Farmers’ market cucumbers are plentiful this time of year and great for soup because their shapes can be uneven. Peel with a vegetable peeler and cut in half lengthwise. Use a melon baller or fruit spoon to scoop out seeds and discard. Large cucumbers with a waxy coating from the produce department are also good in this recipe. I first tried sauteed cucumbers after watching Julia Child on the French Chef. The idea of cooked cucumbers was a foreign concept in the land of pickles but one I really liked!
Makes 4 servings
2 tablespoons unsalted butter
1 pound (2 to 3 medium) cucumbers, peeled, seeded and chopped
2 tablespoons all-purpose flour
2 1/2 cups chicken broth
1/4 teaspoon salt
white pepper, to taste
1 cup non-fat Greek-style plain yogurt
4 teaspoons chopped fresh dill
Melt the butter in a medium saucepan over medium-high heat and add the cucumbers.

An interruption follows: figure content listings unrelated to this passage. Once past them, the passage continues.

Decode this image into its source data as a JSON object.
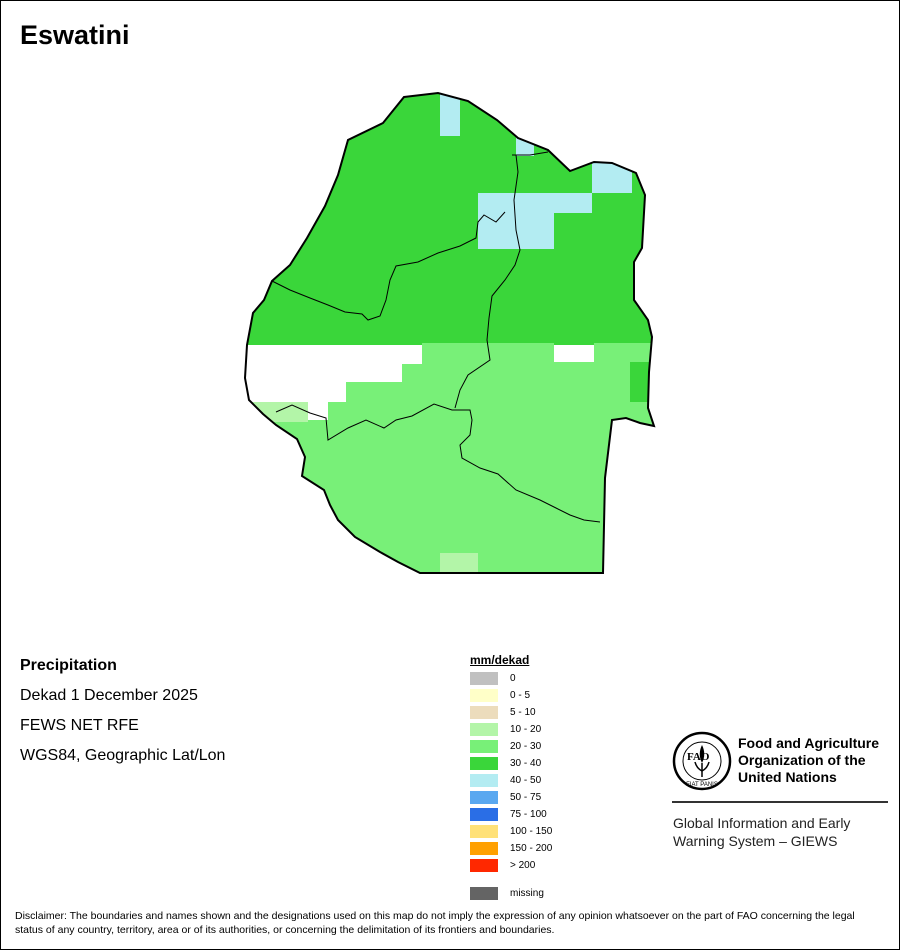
{
  "map": {
    "title": "Eswatini",
    "colors": {
      "c10_20": "#b3f5a8",
      "c20_30": "#78f078",
      "c30_40": "#3ad63a",
      "c40_50": "#b3ecf2",
      "outline": "#000000"
    }
  },
  "info": {
    "variable": "Precipitation",
    "period": "Dekad 1 December 2025",
    "source": "FEWS NET RFE",
    "projection": "WGS84, Geographic Lat/Lon"
  },
  "legend": {
    "title": "mm/dekad",
    "items": [
      {
        "label": "0",
        "color": "#c0c0c0"
      },
      {
        "label": "0 - 5",
        "color": "#ffffc8"
      },
      {
        "label": "5 - 10",
        "color": "#ecdcbc"
      },
      {
        "label": "10 - 20",
        "color": "#b3f5a8"
      },
      {
        "label": "20 - 30",
        "color": "#78f078"
      },
      {
        "label": "30 - 40",
        "color": "#3ad63a"
      },
      {
        "label": "40 - 50",
        "color": "#b3ecf2"
      },
      {
        "label": "50 - 75",
        "color": "#5aa8f0"
      },
      {
        "label": "75 - 100",
        "color": "#2a6ee6"
      },
      {
        "label": "100 - 150",
        "color": "#ffe178"
      },
      {
        "label": "150 - 200",
        "color": "#ffa000"
      },
      {
        "label": "> 200",
        "color": "#ff2800"
      },
      {
        "label": "missing",
        "color": "#646464"
      }
    ]
  },
  "fao": {
    "org_line1": "Food and Agriculture",
    "org_line2": "Organization of the",
    "org_line3": "United Nations",
    "system_line1": "Global Information and Early",
    "system_line2": "Warning System – GIEWS",
    "logo_letters": "FAO",
    "logo_motto": "FIAT PANIS"
  },
  "disclaimer": "Disclaimer: The boundaries and names shown and the designations used on this map do not imply the expression of any opinion whatsoever on the part of FAO concerning the legal status of any country, territory, area or of its authorities, or concerning the delimitation of its frontiers and boundaries."
}
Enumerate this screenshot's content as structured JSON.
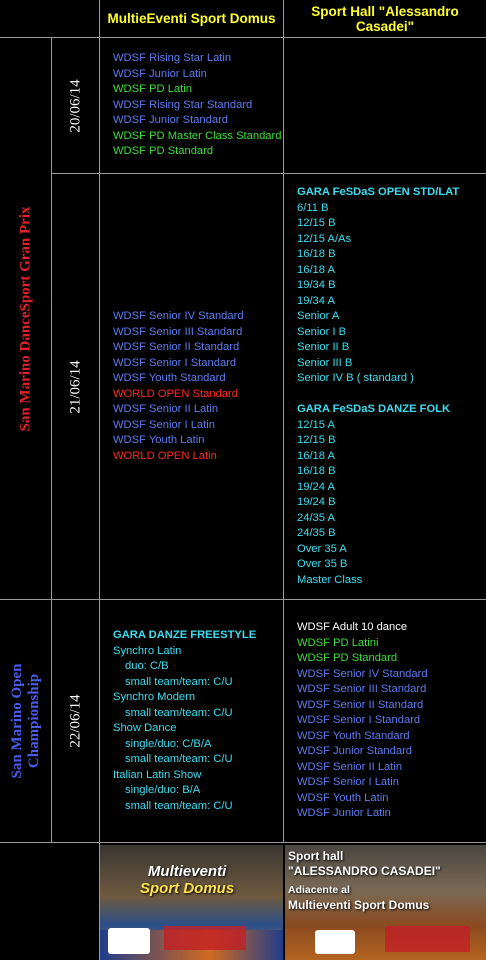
{
  "header": {
    "columns": [
      "MultieEventi Sport Domus",
      "Sport Hall \"Alessandro Casadei\""
    ]
  },
  "events": [
    {
      "name": "San Marino DanceSport Gran Prix",
      "color": "#e3222c",
      "days": [
        {
          "date": "20/06/14",
          "left": [
            [
              {
                "text": "WDSF Rising Star Latin",
                "color": "#5c7cf0"
              },
              {
                "text": "WDSF Junior Latin",
                "color": "#5c7cf0"
              },
              {
                "text": "WDSF PD Latin",
                "color": "#3fdc3a"
              },
              {
                "text": "WDSF Rising Star Standard",
                "color": "#5c7cf0"
              },
              {
                "text": "WDSF Junior Standard",
                "color": "#5c7cf0"
              },
              {
                "text": "WDSF PD Master Class Standard",
                "color": "#3fdc3a"
              },
              {
                "text": "WDSF PD Standard",
                "color": "#3fdc3a"
              }
            ]
          ],
          "right": []
        },
        {
          "date": "21/06/14",
          "left": [
            [
              {
                "text": "WDSF Senior IV Standard",
                "color": "#5c7cf0"
              },
              {
                "text": "WDSF Senior III Standard",
                "color": "#5c7cf0"
              },
              {
                "text": "WDSF Senior II Standard",
                "color": "#5c7cf0"
              },
              {
                "text": "WDSF Senior I Standard",
                "color": "#5c7cf0"
              },
              {
                "text": "WDSF Youth Standard",
                "color": "#5c7cf0"
              },
              {
                "text": "WORLD OPEN Standard",
                "color": "#ff2a1e"
              },
              {
                "text": "WDSF Senior II Latin",
                "color": "#5c7cf0"
              },
              {
                "text": "WDSF Senior I Latin",
                "color": "#5c7cf0"
              },
              {
                "text": "WDSF Youth Latin",
                "color": "#5c7cf0"
              },
              {
                "text": "WORLD OPEN Latin",
                "color": "#ff2a1e"
              }
            ]
          ],
          "right": [
            [
              {
                "text": "GARA  FeSDaS OPEN STD/LAT",
                "color": "#3edcef",
                "bold": true
              },
              {
                "text": "6/11 B",
                "color": "#3edcef"
              },
              {
                "text": "12/15 B",
                "color": "#3edcef"
              },
              {
                "text": "12/15 A/As",
                "color": "#3edcef"
              },
              {
                "text": "16/18 B",
                "color": "#3edcef"
              },
              {
                "text": "16/18 A",
                "color": "#3edcef"
              },
              {
                "text": "19/34 B",
                "color": "#3edcef"
              },
              {
                "text": "19/34 A",
                "color": "#3edcef"
              },
              {
                "text": "Senior A",
                "color": "#3edcef"
              },
              {
                "text": "Senior I B",
                "color": "#3edcef"
              },
              {
                "text": "Senior II B",
                "color": "#3edcef"
              },
              {
                "text": "Senior III B",
                "color": "#3edcef"
              },
              {
                "text": "Senior IV B ( standard )",
                "color": "#3edcef"
              }
            ],
            [
              {
                "text": "GARA  FeSDaS DANZE FOLK",
                "color": "#3edcef",
                "bold": true
              },
              {
                "text": "12/15 A",
                "color": "#3edcef"
              },
              {
                "text": "12/15 B",
                "color": "#3edcef"
              },
              {
                "text": "16/18 A",
                "color": "#3edcef"
              },
              {
                "text": "16/18 B",
                "color": "#3edcef"
              },
              {
                "text": "19/24 A",
                "color": "#3edcef"
              },
              {
                "text": "19/24 B",
                "color": "#3edcef"
              },
              {
                "text": "24/35 A",
                "color": "#3edcef"
              },
              {
                "text": "24/35 B",
                "color": "#3edcef"
              },
              {
                "text": "Over 35 A",
                "color": "#3edcef"
              },
              {
                "text": "Over 35 B",
                "color": "#3edcef"
              },
              {
                "text": "Master Class",
                "color": "#3edcef"
              }
            ]
          ]
        }
      ]
    },
    {
      "name": "San Marino Open Championship",
      "color": "#4a5cf0",
      "days": [
        {
          "date": "22/06/14",
          "left": [
            [
              {
                "text": "GARA  DANZE FREESTYLE",
                "color": "#3edcef",
                "bold": true
              },
              {
                "text": "Synchro Latin",
                "color": "#3edcef",
                "sub": [
                  "duo: C/B",
                  "small team/team: C/U"
                ]
              },
              {
                "text": "Synchro Modern",
                "color": "#3edcef",
                "sub": [
                  "small team/team: C/U"
                ]
              },
              {
                "text": "Show Dance",
                "color": "#3edcef",
                "sub": [
                  "single/duo: C/B/A",
                  "small team/team: C/U"
                ]
              },
              {
                "text": "Italian Latin Show",
                "color": "#3edcef",
                "sub": [
                  "single/duo: B/A",
                  "small team/team: C/U"
                ]
              }
            ]
          ],
          "right": [
            [
              {
                "text": "WDSF Adult 10 dance",
                "color": "#ffffff"
              },
              {
                "text": "WDSF PD Latini",
                "color": "#3fdc3a"
              },
              {
                "text": "WDSF PD Standard",
                "color": "#3fdc3a"
              },
              {
                "text": "WDSF Senior IV Standard",
                "color": "#5c7cf0"
              },
              {
                "text": "WDSF Senior III Standard",
                "color": "#5c7cf0"
              },
              {
                "text": "WDSF Senior II Standard",
                "color": "#5c7cf0"
              },
              {
                "text": "WDSF Senior I Standard",
                "color": "#5c7cf0"
              },
              {
                "text": "WDSF Youth Standard",
                "color": "#5c7cf0"
              },
              {
                "text": "WDSF Junior Standard",
                "color": "#5c7cf0"
              },
              {
                "text": "WDSF Senior II Latin",
                "color": "#5c7cf0"
              },
              {
                "text": "WDSF Senior I Latin",
                "color": "#5c7cf0"
              },
              {
                "text": "WDSF Youth Latin",
                "color": "#5c7cf0"
              },
              {
                "text": "WDSF Junior Latin",
                "color": "#5c7cf0"
              }
            ]
          ]
        }
      ]
    }
  ],
  "images": {
    "left": {
      "lines": [
        "Multieventi",
        "Sport Domus"
      ]
    },
    "right": {
      "lines": [
        "Sport hall",
        "\"ALESSANDRO CASADEI\"",
        "Adiacente al",
        "Multieventi  Sport Domus"
      ]
    }
  }
}
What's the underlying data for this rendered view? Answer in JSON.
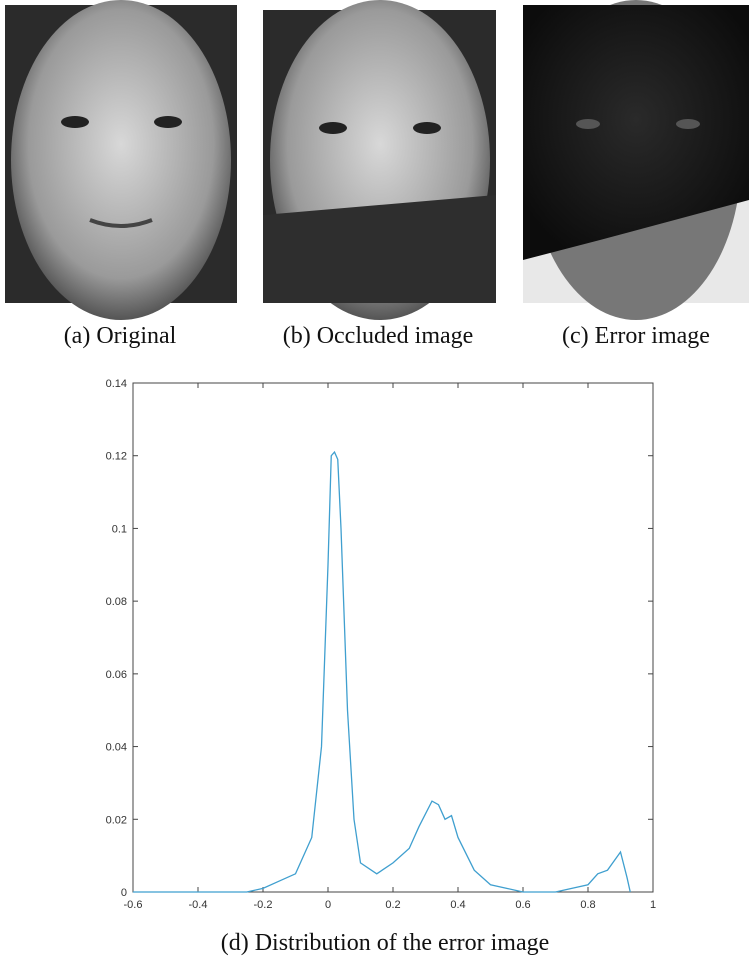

Cook, stirring occasionally, until the cucumbers begin to soften, about 3 minutes. Stir in the flour and cook 30 seconds, stirring constantly. Add the chicken broth and return to a boil. Reduce the heat to low and simmer 10 to 15 minutes or until the cucumbers are fork-tender.
Carefully ladle the hot cucumbers and liquid into a food processor bowl and process until pureed. Add liquid as needed or process in two batches. Adjust seasoning, adding salt if needed and white pepper. Pour into a covered container and chill.
Pour chilled soup into serving bowls or cups and sprinkle with fresh dill.